There was a boy who lived on the Welsh borderlands. He loved to walk the country high above the roads and farms, where the grass was rough and rocks grew everywhere.
The boy had a dog named Flash and together they explored every place they could get to. One day when they had walked long on a bony ridge, a storm came down on them and wrapped them in a driving rain and shreds of tattered cloud. The boy had a rain coat but it was no protection. He scrambled down from the crest of the ridge to try to find shelter in the tumbled rocks below. Before he had gone far he saw a blighted hawthorne tree cowering away from the wind, its stunted branches seeming to both point and beckon. The boy followed the hawthorne tree's directions and found a dark gap in the rocks in front of him. Two rocks together, a dark entrance barely big enough to crawl through. The boy and his dog crept into the dark hole and found themselves in a narrow tunnel. Very dark. But in the darkness a faint light glimmered.

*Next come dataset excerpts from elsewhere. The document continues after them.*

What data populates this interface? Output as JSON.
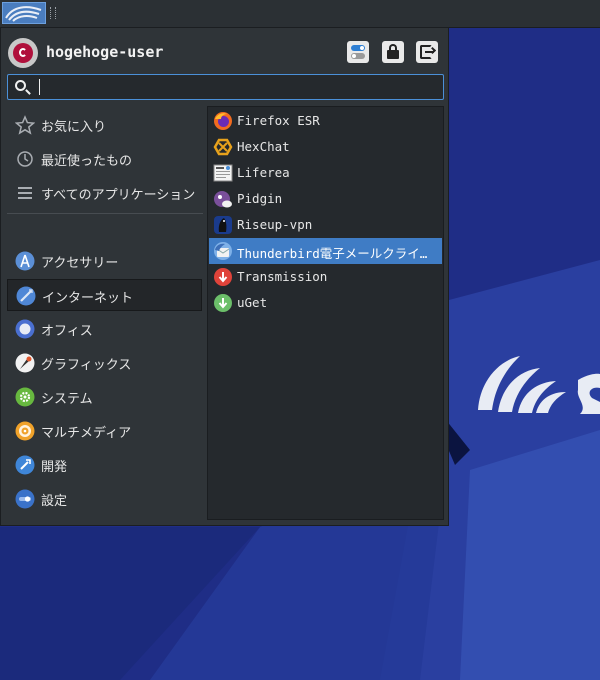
{
  "user": {
    "name": "hogehoge-user"
  },
  "search": {
    "placeholder": ""
  },
  "header_buttons": [
    "settings-icon",
    "lock-icon",
    "logout-icon"
  ],
  "categories": [
    {
      "label": "お気に入り",
      "icon": "star-icon"
    },
    {
      "label": "最近使ったもの",
      "icon": "clock-icon"
    },
    {
      "label": "すべてのアプリケーション",
      "icon": "list-icon"
    },
    {
      "label": "アクセサリー",
      "icon": "accessories-icon"
    },
    {
      "label": "インターネット",
      "icon": "internet-icon",
      "selected": true
    },
    {
      "label": "オフィス",
      "icon": "office-icon"
    },
    {
      "label": "グラフィックス",
      "icon": "graphics-icon"
    },
    {
      "label": "システム",
      "icon": "system-icon"
    },
    {
      "label": "マルチメディア",
      "icon": "multimedia-icon"
    },
    {
      "label": "開発",
      "icon": "development-icon"
    },
    {
      "label": "設定",
      "icon": "settings-category-icon"
    }
  ],
  "apps": [
    {
      "label": "Firefox ESR",
      "icon": "firefox-icon"
    },
    {
      "label": "HexChat",
      "icon": "hexchat-icon"
    },
    {
      "label": "Liferea",
      "icon": "liferea-icon"
    },
    {
      "label": "Pidgin",
      "icon": "pidgin-icon"
    },
    {
      "label": "Riseup-vpn",
      "icon": "riseup-vpn-icon"
    },
    {
      "label": "Thunderbird電子メールクライ…",
      "icon": "thunderbird-icon",
      "selected": true
    },
    {
      "label": "Transmission",
      "icon": "transmission-icon"
    },
    {
      "label": "uGet",
      "icon": "uget-icon"
    }
  ],
  "colors": {
    "accent": "#3f7cc5",
    "menu_bg": "#2f3438",
    "desktop_bg": "#1e2f8a"
  }
}
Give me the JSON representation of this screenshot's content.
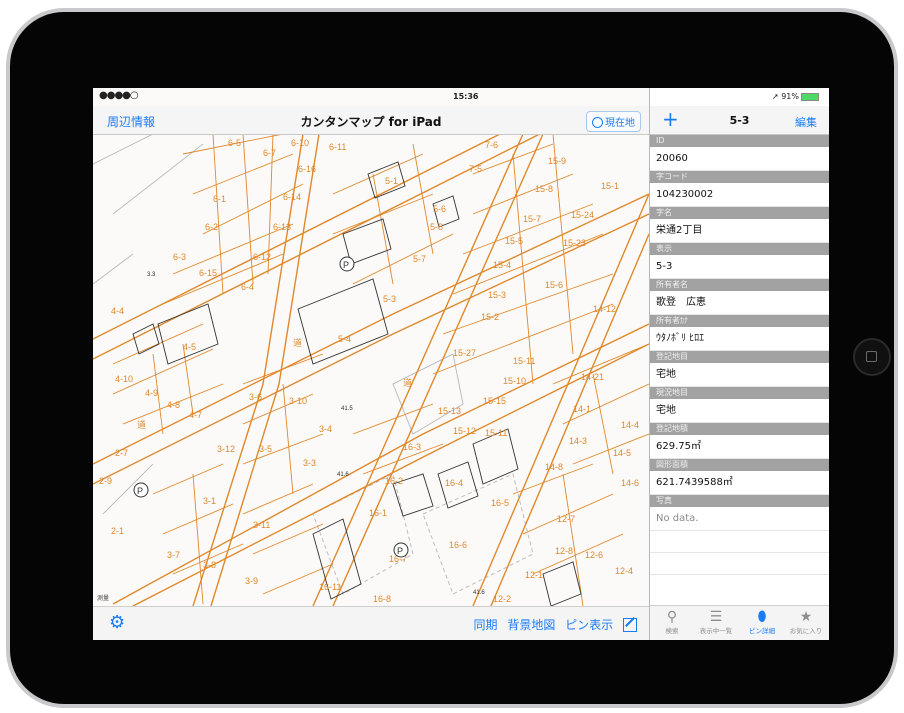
{
  "status_bar": {
    "signal": "●●●●○",
    "time": "15:36",
    "battery": "➚ 91%"
  },
  "map_nav": {
    "left_button": "周辺情報",
    "title": "カンタンマップ for iPad",
    "location_button": "現在地"
  },
  "map": {
    "parcel_labels": [
      "6-5",
      "6-7",
      "6-10",
      "6-11",
      "6-16",
      "6-1",
      "6-14",
      "6-2",
      "6-13",
      "6-12",
      "6-3",
      "6-15",
      "6-4",
      "5-1",
      "5-6",
      "5-8",
      "5-7",
      "5-4",
      "5-3",
      "7-6",
      "7-5",
      "15-9",
      "15-1",
      "15-8",
      "15-7",
      "15-24",
      "15-5",
      "15-23",
      "15-4",
      "15-6",
      "15-3",
      "15-2",
      "15-27",
      "15-11",
      "15-10",
      "15-15",
      "15-13",
      "15-12",
      "15-11",
      "14-1",
      "14-12",
      "14-21",
      "14-3",
      "14-4",
      "14-5",
      "14-6",
      "14-8",
      "4-4",
      "4-5",
      "4-10",
      "4-9",
      "4-8",
      "4-7",
      "3-6",
      "3-10",
      "3-4",
      "3-5",
      "3-3",
      "3-12",
      "3-11",
      "3-7",
      "3-8",
      "3-9",
      "3-1",
      "2-7",
      "2-9",
      "2-1",
      "16-3",
      "16-2",
      "16-4",
      "16-5",
      "16-1",
      "16-7",
      "16-6",
      "16-11",
      "16-8",
      "12-7",
      "12-8",
      "12-6",
      "12-4",
      "12-1",
      "12-2",
      "道",
      "道",
      "道"
    ],
    "parking_marker": "P",
    "scale_label": "測量",
    "small_numbers": [
      "41.5",
      "3.3",
      "41.6",
      "41.6"
    ]
  },
  "map_toolbar": {
    "settings": "settings",
    "sync": "同期",
    "background_map": "背景地図",
    "pin_display": "ピン表示"
  },
  "detail_nav": {
    "add": "+",
    "title": "5-3",
    "edit": "編集"
  },
  "detail_fields": [
    {
      "label": "ID",
      "value": "20060"
    },
    {
      "label": "字コード",
      "value": "104230002"
    },
    {
      "label": "字名",
      "value": "栄通2丁目"
    },
    {
      "label": "表示",
      "value": "5-3"
    },
    {
      "label": "所有者名",
      "value": "歌登　広恵"
    },
    {
      "label": "所有者ｶﾅ",
      "value": "ｳﾀﾉﾎﾞﾘ ﾋﾛｴ"
    },
    {
      "label": "登記地目",
      "value": "宅地"
    },
    {
      "label": "現況地目",
      "value": "宅地"
    },
    {
      "label": "登記地積",
      "value": "629.75㎡"
    },
    {
      "label": "図形面積",
      "value": "621.7439588㎡"
    },
    {
      "label": "写真",
      "value": "No data."
    }
  ],
  "tabs": [
    {
      "label": "検索",
      "icon": "search-icon",
      "glyph": "⚲"
    },
    {
      "label": "表示中一覧",
      "icon": "list-icon",
      "glyph": "☰"
    },
    {
      "label": "ピン詳細",
      "icon": "pin-icon",
      "glyph": "⬮"
    },
    {
      "label": "お気に入り",
      "icon": "star-icon",
      "glyph": "★"
    }
  ],
  "colors": {
    "accent": "#1a7cf5",
    "parcel_line": "#e0882a",
    "field_label_bg": "#a2a2a2"
  }
}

The boy crept fearfully through the tunnel that seemed to have been used by badgers. The dog followed, growling quietly. As he crept forward he felt the ground give way beneath him. Quickly he scrambled back, accidentally kneeling on the dog's left front paw. The dog yowled indignantly, but the boy scarcely heard. He was looking down into a cave lit by guttering candles. Below him, seated at a table, about fifty men and women looked up at him in wonder.
They smelled funny.
Like animals.
``Good evening,'' said the boy. He had very good manners. The people were beginning to stand up. They were drawing their swords and glaring up at him.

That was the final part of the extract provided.